Hans-Rudolf Merz est critiqué de tous côtés, mais il a raison de rappeler deux ou trois réalités têtues à propos des discussions à venir sur le secret bancaire. La première est que l’enjeu est assez important pour qu’à un stade ou à un autre du processus, le peuple suisse se prononce. Ni les provocations du ministre allemand des Finances, ni les pressions américaines ne changeront ce droit fondamental de notre démocratie.

Deuxièmement, la solution qui émergera devra respecter les principes juridiques en vigueur, tels que la présomption d’innocence ou la séparation des pouvoirs. L’apparition d’un droit d’exception, comme dans l’affaire UBS, ne doit pas se répéter.

Troisièmement, l’affaire prendra du temps. Constater cela n’est pas un signe de mauvaise volonté, mais c’est prendre en compte les pesanteurs du droit international, tel qu’il se pratique dans l’Union européenne notamment.

Sur ces bases, quelle attitude le gouvernement suisse doit-il adopter face à des partenaires que la crise rend nerveux et hostiles?
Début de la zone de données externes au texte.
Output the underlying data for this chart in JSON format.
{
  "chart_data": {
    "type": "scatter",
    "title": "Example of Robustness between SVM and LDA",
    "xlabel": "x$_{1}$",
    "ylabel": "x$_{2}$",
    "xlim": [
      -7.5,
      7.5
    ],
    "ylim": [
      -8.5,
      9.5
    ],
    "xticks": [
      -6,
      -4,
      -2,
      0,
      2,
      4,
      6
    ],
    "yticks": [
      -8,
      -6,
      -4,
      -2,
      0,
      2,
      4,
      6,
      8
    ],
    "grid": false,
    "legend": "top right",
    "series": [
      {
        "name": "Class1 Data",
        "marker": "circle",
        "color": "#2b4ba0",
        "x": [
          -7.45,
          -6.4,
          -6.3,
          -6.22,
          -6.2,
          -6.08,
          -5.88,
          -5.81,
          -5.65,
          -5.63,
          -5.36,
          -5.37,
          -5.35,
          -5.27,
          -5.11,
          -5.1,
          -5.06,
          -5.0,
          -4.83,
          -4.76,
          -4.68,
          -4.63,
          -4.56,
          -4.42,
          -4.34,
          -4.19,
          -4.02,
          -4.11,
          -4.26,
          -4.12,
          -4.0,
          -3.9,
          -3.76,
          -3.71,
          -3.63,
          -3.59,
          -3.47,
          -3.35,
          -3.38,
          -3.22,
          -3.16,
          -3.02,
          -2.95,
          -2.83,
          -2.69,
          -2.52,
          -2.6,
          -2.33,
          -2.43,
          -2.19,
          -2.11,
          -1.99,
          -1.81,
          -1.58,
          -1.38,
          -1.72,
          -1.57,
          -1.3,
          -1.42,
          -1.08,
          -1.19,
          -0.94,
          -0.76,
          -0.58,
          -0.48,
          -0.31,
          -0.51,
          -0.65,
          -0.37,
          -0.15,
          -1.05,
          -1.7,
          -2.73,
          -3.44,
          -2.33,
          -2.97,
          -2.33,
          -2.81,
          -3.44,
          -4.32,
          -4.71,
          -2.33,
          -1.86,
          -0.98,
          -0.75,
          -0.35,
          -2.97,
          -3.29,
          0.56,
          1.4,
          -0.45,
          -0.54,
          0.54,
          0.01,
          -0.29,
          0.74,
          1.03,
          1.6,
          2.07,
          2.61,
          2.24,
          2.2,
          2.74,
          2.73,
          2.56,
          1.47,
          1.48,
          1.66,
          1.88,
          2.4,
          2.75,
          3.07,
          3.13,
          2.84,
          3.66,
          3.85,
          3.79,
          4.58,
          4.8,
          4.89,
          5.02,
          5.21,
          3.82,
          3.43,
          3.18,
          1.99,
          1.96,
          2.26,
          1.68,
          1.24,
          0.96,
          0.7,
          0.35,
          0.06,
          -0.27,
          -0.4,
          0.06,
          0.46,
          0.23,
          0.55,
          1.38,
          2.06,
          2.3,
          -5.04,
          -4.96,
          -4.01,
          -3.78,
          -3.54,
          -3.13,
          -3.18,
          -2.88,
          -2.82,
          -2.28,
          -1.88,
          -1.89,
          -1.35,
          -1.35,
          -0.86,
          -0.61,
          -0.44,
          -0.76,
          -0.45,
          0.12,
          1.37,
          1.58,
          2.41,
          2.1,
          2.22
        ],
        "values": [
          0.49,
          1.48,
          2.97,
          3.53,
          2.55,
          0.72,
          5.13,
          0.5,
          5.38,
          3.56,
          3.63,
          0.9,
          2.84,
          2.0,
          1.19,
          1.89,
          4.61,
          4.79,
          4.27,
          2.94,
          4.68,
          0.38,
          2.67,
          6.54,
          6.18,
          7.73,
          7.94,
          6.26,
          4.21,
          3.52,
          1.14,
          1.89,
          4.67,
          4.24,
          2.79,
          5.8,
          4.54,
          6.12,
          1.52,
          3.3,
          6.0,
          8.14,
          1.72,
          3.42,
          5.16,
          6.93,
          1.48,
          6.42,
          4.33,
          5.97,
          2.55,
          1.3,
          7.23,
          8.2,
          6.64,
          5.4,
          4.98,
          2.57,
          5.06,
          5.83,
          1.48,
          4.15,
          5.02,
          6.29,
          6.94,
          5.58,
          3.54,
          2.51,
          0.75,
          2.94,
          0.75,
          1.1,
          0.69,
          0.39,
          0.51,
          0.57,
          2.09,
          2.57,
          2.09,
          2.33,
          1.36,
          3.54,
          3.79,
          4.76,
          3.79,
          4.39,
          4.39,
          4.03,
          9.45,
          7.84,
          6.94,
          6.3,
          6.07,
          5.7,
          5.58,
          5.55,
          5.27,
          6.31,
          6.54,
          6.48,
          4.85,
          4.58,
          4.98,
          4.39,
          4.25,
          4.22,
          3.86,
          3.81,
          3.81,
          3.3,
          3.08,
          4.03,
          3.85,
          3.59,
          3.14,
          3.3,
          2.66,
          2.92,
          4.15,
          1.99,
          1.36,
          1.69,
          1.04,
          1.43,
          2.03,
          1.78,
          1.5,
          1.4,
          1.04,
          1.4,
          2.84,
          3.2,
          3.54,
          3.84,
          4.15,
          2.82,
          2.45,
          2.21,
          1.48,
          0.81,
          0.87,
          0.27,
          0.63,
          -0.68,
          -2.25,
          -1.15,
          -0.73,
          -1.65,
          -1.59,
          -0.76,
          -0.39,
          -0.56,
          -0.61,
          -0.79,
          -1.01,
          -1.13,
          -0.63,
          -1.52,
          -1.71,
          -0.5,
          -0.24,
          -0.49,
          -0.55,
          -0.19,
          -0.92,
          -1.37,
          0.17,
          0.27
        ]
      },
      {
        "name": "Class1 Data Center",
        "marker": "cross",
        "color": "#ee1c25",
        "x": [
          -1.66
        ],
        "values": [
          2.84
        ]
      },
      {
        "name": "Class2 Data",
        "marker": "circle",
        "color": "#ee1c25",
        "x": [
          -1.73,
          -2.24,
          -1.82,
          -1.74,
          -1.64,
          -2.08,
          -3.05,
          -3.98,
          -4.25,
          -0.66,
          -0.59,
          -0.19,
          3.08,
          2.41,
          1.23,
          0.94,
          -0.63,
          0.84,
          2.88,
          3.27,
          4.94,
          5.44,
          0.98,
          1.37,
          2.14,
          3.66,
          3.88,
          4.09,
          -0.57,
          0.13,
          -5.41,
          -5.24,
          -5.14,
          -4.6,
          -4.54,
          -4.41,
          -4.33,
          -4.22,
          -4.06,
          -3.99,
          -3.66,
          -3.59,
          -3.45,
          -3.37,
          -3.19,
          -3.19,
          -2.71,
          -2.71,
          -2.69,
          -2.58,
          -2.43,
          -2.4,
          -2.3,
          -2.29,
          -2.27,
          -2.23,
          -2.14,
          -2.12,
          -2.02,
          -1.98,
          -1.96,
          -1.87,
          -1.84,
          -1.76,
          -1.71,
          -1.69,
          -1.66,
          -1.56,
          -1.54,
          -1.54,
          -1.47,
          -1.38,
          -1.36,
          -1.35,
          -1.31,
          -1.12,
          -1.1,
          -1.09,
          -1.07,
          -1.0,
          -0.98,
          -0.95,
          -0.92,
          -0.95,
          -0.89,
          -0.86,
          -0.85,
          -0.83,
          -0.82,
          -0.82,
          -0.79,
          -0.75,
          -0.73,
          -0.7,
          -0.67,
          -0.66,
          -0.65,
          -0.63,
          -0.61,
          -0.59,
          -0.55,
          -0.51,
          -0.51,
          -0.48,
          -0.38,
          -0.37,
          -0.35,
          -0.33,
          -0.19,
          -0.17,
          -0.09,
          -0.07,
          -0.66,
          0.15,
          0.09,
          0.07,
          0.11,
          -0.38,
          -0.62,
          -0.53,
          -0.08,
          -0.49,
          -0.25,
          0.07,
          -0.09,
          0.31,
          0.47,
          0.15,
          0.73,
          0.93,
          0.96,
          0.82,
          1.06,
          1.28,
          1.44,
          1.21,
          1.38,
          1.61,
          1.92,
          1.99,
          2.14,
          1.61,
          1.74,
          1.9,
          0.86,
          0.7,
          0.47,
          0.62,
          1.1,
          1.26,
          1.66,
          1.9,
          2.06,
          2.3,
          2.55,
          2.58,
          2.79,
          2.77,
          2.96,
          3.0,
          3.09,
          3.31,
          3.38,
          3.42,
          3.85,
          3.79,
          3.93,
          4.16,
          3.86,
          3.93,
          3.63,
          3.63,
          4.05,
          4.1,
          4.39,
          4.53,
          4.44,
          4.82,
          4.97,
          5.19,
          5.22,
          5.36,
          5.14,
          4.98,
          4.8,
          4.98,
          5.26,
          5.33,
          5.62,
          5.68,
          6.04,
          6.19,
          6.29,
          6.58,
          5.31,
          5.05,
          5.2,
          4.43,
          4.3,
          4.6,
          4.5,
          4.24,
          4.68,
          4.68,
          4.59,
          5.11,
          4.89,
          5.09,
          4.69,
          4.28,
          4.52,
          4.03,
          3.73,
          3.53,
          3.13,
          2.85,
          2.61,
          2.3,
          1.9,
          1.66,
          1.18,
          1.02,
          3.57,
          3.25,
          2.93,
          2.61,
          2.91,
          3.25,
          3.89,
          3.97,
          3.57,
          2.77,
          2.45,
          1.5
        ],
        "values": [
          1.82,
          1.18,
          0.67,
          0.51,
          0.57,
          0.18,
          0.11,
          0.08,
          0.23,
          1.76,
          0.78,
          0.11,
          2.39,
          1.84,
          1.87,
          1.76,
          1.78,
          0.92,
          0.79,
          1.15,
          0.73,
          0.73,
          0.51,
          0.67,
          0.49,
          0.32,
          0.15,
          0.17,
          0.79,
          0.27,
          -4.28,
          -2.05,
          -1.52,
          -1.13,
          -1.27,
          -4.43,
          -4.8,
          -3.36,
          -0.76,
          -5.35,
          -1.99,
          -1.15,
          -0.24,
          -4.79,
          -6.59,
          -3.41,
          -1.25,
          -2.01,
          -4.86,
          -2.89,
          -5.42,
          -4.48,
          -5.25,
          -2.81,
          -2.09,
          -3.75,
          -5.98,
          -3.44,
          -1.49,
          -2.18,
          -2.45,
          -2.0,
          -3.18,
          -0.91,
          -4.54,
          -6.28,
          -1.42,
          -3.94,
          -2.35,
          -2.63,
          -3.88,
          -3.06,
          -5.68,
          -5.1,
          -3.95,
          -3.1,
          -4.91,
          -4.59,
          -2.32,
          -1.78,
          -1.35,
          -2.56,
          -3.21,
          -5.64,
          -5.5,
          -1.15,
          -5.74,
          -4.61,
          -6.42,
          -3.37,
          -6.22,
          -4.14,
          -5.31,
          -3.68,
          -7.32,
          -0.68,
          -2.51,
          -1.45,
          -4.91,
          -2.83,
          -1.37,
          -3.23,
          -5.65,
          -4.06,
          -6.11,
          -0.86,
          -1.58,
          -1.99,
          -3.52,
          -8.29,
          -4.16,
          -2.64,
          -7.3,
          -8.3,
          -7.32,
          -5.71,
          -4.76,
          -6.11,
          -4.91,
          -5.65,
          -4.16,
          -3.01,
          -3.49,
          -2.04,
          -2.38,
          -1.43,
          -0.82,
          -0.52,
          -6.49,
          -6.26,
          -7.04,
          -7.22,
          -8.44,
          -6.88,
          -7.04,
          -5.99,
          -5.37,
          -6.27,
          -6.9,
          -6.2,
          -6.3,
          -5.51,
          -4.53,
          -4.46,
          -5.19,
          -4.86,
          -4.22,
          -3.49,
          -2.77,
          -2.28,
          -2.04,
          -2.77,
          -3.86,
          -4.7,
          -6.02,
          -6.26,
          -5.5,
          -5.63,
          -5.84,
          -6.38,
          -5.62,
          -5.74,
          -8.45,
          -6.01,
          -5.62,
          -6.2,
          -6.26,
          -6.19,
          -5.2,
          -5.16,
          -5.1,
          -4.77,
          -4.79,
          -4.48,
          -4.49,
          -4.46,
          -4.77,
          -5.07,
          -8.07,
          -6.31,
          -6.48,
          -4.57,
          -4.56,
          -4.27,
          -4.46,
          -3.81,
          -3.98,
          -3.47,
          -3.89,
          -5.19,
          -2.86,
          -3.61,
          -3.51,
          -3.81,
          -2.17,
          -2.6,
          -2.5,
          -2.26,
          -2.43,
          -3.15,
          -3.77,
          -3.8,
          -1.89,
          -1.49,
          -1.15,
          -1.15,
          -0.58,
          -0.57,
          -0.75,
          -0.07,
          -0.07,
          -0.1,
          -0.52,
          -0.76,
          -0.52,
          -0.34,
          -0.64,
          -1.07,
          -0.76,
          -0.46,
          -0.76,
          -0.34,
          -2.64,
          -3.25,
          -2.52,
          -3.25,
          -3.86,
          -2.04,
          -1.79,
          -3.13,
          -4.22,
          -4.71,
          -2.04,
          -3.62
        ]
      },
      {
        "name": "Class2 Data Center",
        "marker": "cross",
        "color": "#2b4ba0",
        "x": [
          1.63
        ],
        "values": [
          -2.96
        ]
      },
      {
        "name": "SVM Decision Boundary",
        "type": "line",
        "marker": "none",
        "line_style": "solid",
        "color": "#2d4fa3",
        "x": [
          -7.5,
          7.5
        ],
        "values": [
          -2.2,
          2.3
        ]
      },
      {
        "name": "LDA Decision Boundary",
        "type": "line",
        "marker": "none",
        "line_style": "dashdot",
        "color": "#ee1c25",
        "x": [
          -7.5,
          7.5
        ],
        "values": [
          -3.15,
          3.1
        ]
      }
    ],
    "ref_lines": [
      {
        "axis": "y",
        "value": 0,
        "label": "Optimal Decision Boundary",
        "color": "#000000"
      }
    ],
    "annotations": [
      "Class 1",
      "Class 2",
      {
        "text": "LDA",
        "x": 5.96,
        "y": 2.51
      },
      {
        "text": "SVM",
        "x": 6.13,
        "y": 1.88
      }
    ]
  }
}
Certains rêvent à haute voix d’une contre-attaque sabre au clair: sus aux trusts anglo-saxons, dénonçons haut et fort les hypocrites astuces des moralisateurs! Ce serait amusant, si on était prêt à un combat sans merci. Qui a étudié cinq minutes la politique suisse sait que cette stratégie présuppose de changer de Conseil fédéral. Bonne chance…

Une autre tactique, tentante, consiste à jouer la montre, à finasser, en introduisant par exemple des voies de recours si tortueuses qu’elles rendront la future coopération inopérante. Ce serait une erreur. A supposer que la Suisse gagne ainsi du temps, elle le paierait par des attaques plus virulentes, un isolement accru.

La seule voie est celle de la négociation serrée, basée sur la bonne foi. Le Conseil fédéral doit cesser de faire comme s’il ne s’était rien passé la semaine dernière. Les règles du jeu ont changé, il s’agit maintenant de les affiner en obtenant des contreparties crédibles. La diplomatie suisse a déjà prouvé sa compétence et sa ténacité. Elle a besoin d’un mandat clair, et qu’on lui fasse confiance.